Facebook announced today it aims to expand the services available on Internet.org by introducing an open programme for developers to create services.

The move to make Internet.org more transparent and inclusive comes just two weeks after Facebook founder Mark Zuckerberg was forced to defend the initiative, following a number of Indian firms withdrawing from a sponsored content arrangement and the country’s telecoms regulator saying that zero-rating access may violate the principles of net neutrality.

In a statement posted on its site, Facebook said the goal of the new Internet.org Platform is to work with as many content and app developers and entrepreneurs as possible to extend the benefits of connectivity. While it wants to give people free services so they can discover the wider internet, it said its aim is for them to ultimately become paying users of the internet.

Reiterating some of the points Zuckerberg made in his defence of free-access deals, it said at the core of its efforts are non-exclusive partnerships with mobile operators to offer free basic internet services.

The statement went on to say that the websites were designed to be simple and data efficient “so operators can offer these for free in an economically sustainable way.

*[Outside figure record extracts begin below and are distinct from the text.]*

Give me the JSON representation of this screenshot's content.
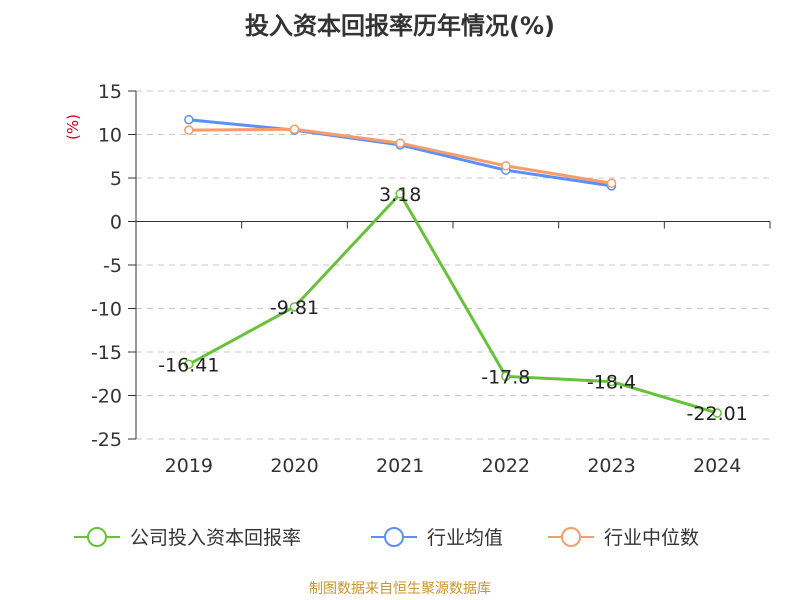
{
  "chart_data": {
    "type": "line",
    "title": "投入资本回报率历年情况(%)",
    "ylabel": "(%)",
    "xlabel": "",
    "categories": [
      "2019",
      "2020",
      "2021",
      "2022",
      "2023",
      "2024"
    ],
    "ylim": [
      -25,
      15
    ],
    "yticks": [
      15,
      10,
      5,
      0,
      -5,
      -10,
      -15,
      -20,
      -25
    ],
    "grid": true,
    "legend_position": "bottom",
    "series": [
      {
        "name": "公司投入资本回报率",
        "color": "#67c23a",
        "values": [
          -16.41,
          -9.81,
          3.18,
          -17.8,
          -18.4,
          -22.01
        ],
        "labels": [
          "-16.41",
          "-9.81",
          "3.18",
          "-17.8",
          "-18.4",
          "-22.01"
        ]
      },
      {
        "name": "行业均值",
        "color": "#5b8ff9",
        "values": [
          11.7,
          10.5,
          8.8,
          5.9,
          4.1,
          null
        ]
      },
      {
        "name": "行业中位数",
        "color": "#f79c6a",
        "values": [
          10.5,
          10.6,
          9.0,
          6.4,
          4.4,
          null
        ]
      }
    ]
  },
  "source": "制图数据来自恒生聚源数据库"
}
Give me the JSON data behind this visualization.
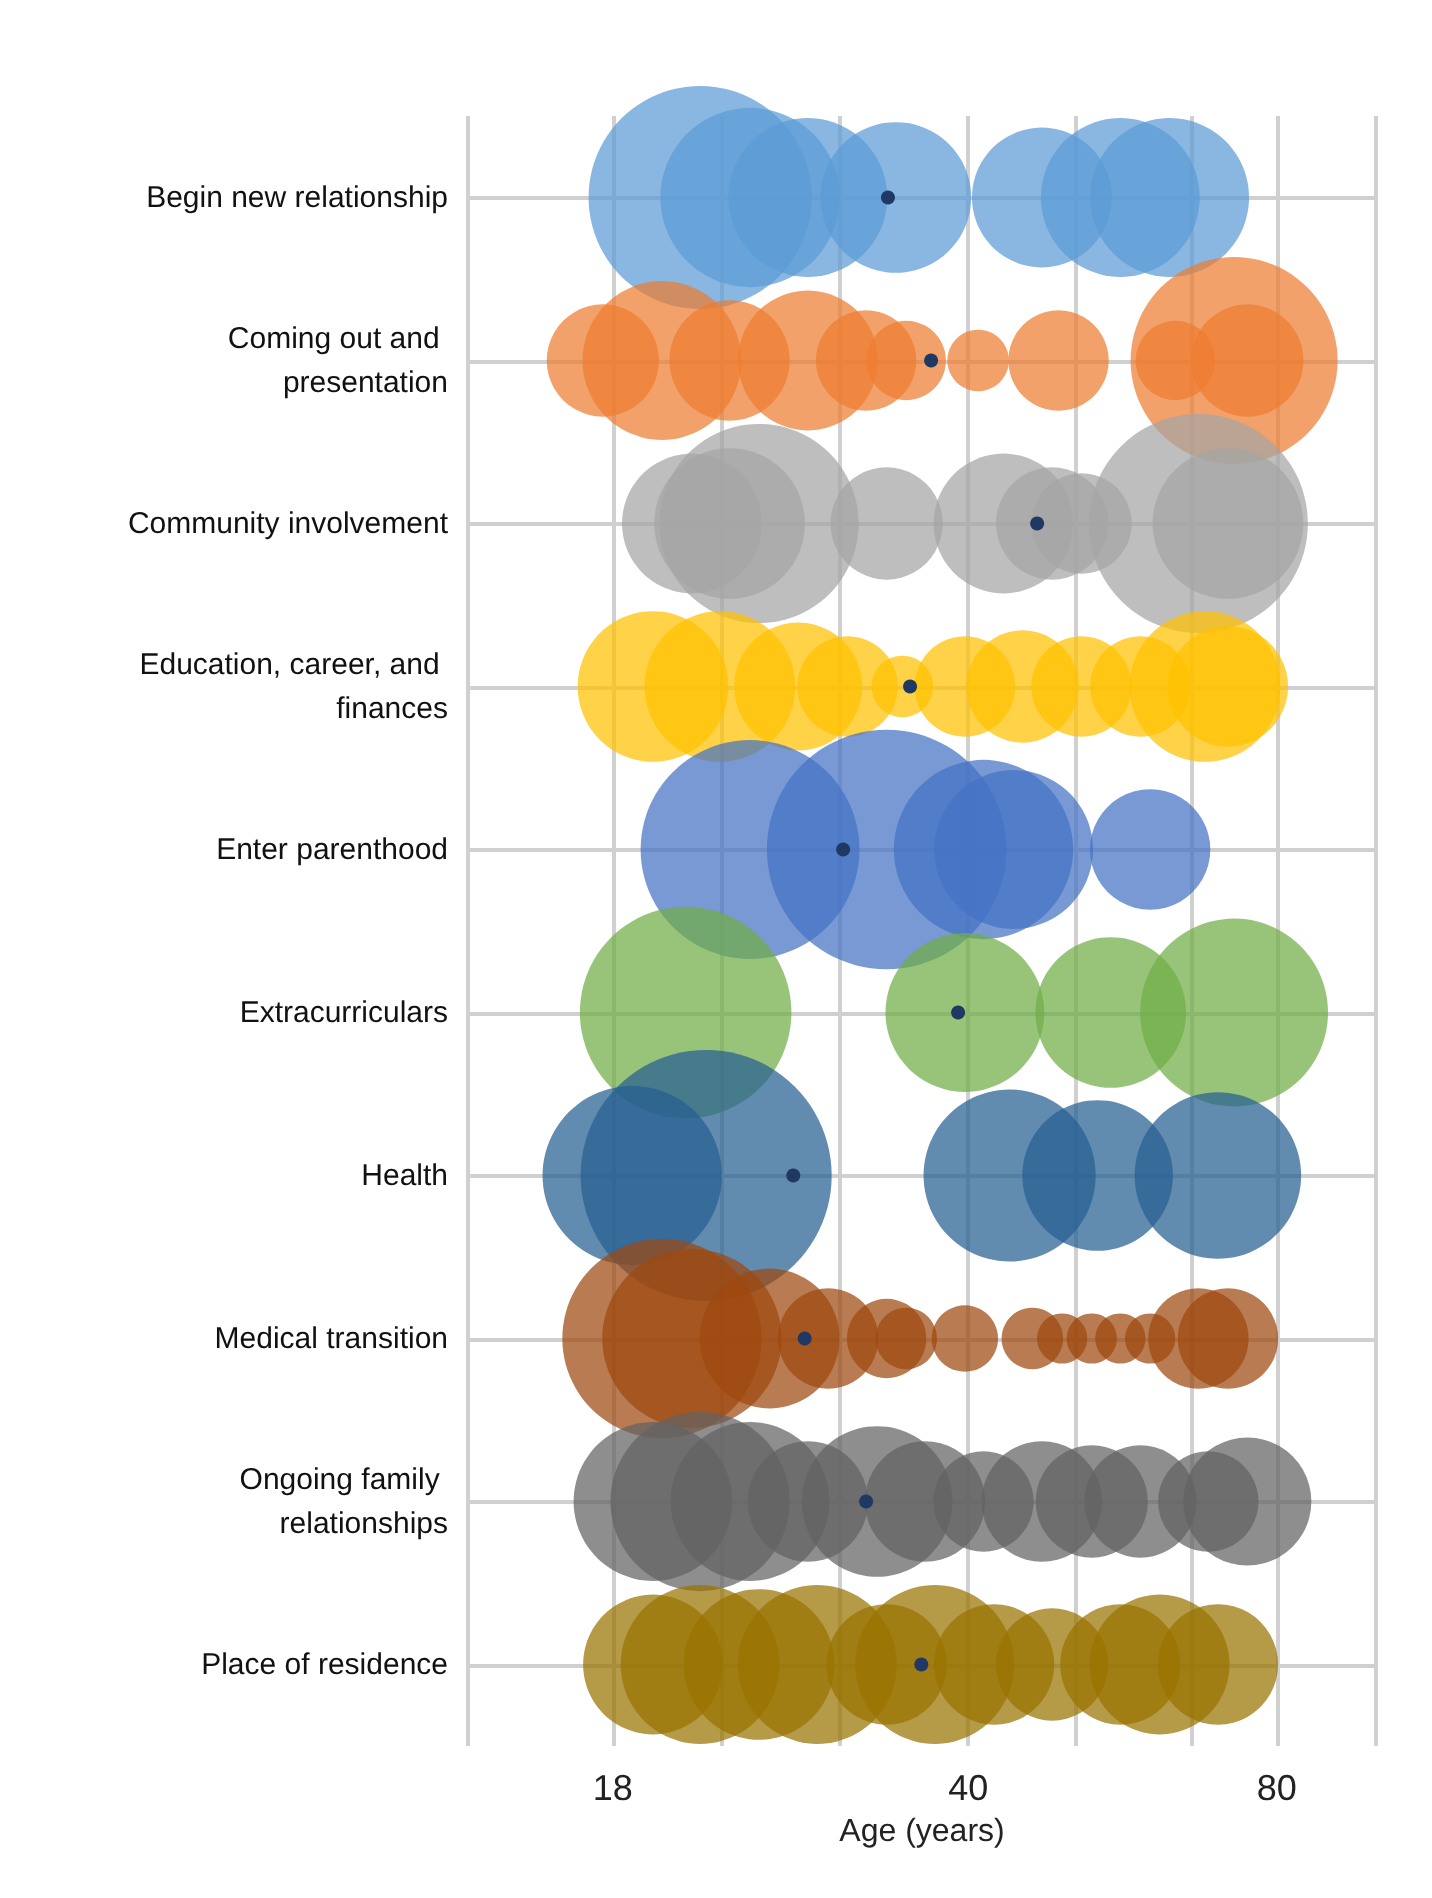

Websites do not pay to be included, and operators don’t charge developers for the data people use for their services”.

It explained that because the services have to be specially built, Facebook started by offering just a few and now plans to expand that with the launch of the platform, which will be free for any developer.

Developers joining, however, need to follow the three principles it has followed in building Facebook and Messenger for Internet.org:

1. Services should encourage the exploration of the broader internet wherever possible
2. To sustainably deliver free basic internet services, apps need to be built that use data very efficiently
3. Websites must be built to be optimised for browsing on both feature and smartphones and in limited bandwidth scenarios. In addition, websites must be integrated with Internet.org to allow zero rating and therefore can’t require JavaScript or SSL/TLS/HTTPS.